MINNEAPOLIS — The Minnesota Orchestra on Monday canceled upcoming performances at Carnegie Hall due to its contract impasse with musicians — a move that could lead to the departure of its Finnish conductor, Osmo Vanska.
Vanska had threatened to resign if the orchestra and musicians didn't reach agreement in time to save the early November performances at Carnegie Hall. Vanska's London-based talent agent did not immediately respond to several emails Monday seeking comment.
The musicians on Saturday rejected the latest contract offer from the orchestra's management, which locked-out the musicians about a year ago as it pushed them for pay concessions. The sides have made little progress since.
"We have done our very best to try to reach a compromise agreement by September 30," Richard Davis, chairman of the board's negotiating committee, said in a press release. He said he hoped it would not mean Vanska's departure, but acknowledged his previous ultimatum.
"We understand that our music director considers these New York performances vital to his Minnesota tenure and we share his disappointment at having to withdraw from the concerts, but we could no longer commit to the dates given the decision by the musicians to reject our proposals," Davis said. Vanska's contact with the Orchestra runs through September 2015.
The musicians union said it made two counterproposals Monday, but management rejected both. The orchestra's management dismissed the union counteroffers as "eleventh-hour proposals."
"If the other side decides they would like to meet, we're prepared to meet," union spokesman Blois Olson said late Monday afternoon.
Prior to the labor dispute, the Minnesota Orchestra had seen its reputation grow under Vanska, who took the helm in 2003. After an earlier Carnegie Hall performance in 2003, the classical music critic for the New Yorker wrote that "they sounded, to my ears, like the greatest orchestra in the world."
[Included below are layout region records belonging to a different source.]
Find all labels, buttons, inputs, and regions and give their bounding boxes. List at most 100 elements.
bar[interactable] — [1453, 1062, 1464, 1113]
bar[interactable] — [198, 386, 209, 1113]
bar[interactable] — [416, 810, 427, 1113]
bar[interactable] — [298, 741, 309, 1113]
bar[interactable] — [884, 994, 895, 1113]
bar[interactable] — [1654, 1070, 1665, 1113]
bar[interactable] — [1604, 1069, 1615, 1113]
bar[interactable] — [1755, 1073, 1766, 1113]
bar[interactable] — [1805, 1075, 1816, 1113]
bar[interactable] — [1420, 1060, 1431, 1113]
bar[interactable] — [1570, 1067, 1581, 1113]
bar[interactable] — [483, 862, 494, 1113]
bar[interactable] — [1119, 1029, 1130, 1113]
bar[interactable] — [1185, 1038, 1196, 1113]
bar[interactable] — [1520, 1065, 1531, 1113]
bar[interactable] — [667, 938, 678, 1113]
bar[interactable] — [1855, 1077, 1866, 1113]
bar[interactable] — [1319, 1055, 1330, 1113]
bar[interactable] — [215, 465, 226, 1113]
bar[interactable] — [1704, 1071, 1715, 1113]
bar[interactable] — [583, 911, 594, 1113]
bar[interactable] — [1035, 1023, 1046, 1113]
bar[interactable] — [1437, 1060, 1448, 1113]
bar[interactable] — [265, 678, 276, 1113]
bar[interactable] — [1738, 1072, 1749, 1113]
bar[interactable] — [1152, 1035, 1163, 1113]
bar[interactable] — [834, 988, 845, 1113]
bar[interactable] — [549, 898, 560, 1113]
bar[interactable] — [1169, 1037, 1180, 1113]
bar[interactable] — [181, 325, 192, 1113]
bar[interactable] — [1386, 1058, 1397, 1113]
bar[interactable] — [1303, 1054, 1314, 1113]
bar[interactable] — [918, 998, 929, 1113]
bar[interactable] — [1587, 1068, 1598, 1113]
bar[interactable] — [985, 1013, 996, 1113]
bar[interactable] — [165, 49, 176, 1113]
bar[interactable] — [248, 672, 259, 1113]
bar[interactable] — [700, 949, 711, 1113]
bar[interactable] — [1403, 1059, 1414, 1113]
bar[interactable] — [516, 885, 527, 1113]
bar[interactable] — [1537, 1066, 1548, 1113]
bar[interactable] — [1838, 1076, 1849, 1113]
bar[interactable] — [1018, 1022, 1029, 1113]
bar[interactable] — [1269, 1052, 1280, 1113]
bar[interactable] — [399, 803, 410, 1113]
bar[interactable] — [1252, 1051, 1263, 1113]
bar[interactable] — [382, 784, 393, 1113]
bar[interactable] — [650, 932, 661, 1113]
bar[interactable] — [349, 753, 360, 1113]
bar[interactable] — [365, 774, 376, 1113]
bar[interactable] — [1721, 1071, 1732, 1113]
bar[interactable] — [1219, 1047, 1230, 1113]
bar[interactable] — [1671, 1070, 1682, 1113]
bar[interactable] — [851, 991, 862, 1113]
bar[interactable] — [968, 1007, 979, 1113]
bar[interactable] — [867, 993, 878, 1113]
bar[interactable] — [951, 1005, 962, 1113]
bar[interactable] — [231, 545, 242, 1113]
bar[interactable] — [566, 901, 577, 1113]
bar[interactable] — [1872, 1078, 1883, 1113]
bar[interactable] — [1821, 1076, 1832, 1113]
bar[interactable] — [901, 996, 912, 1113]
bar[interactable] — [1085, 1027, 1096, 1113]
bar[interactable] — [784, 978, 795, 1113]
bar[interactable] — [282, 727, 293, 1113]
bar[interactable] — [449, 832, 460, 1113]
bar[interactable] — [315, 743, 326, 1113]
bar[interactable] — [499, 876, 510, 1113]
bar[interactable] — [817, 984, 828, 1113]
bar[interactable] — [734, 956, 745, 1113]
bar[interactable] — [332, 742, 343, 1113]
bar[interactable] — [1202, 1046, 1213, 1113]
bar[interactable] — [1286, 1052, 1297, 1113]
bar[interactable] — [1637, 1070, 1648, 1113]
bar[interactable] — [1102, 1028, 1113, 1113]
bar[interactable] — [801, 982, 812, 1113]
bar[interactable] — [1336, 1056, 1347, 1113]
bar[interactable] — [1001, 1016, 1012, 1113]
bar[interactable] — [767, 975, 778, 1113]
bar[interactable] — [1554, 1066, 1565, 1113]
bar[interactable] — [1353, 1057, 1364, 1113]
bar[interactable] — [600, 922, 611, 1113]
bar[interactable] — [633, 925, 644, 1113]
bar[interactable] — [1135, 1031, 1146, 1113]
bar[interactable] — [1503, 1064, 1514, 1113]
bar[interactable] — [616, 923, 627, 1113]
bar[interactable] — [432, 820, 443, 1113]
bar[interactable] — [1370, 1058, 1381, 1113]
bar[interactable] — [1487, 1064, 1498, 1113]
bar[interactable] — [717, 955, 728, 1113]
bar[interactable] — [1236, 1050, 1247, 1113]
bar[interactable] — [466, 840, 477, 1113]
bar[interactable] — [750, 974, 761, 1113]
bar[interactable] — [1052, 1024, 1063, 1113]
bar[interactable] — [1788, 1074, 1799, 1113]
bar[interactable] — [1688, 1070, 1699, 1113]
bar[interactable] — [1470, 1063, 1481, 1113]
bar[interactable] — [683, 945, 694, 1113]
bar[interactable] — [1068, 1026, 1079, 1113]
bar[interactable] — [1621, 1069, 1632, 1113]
Management says even as the orchestra's reputation grew, attendance at its performances was flat, corporate and individual support declined and it received poor results from its investments. Musician salaries rose 3 to 4 percent per year under the previous contract.
Musicians contend that the salaries reflected the skill involved in reaching the top ranks of U.S. orchestras, and that big salary cuts would result in a decline in its quality.
If Vanska does leave the Minnesota Orchestra, its entire future could be in doubt.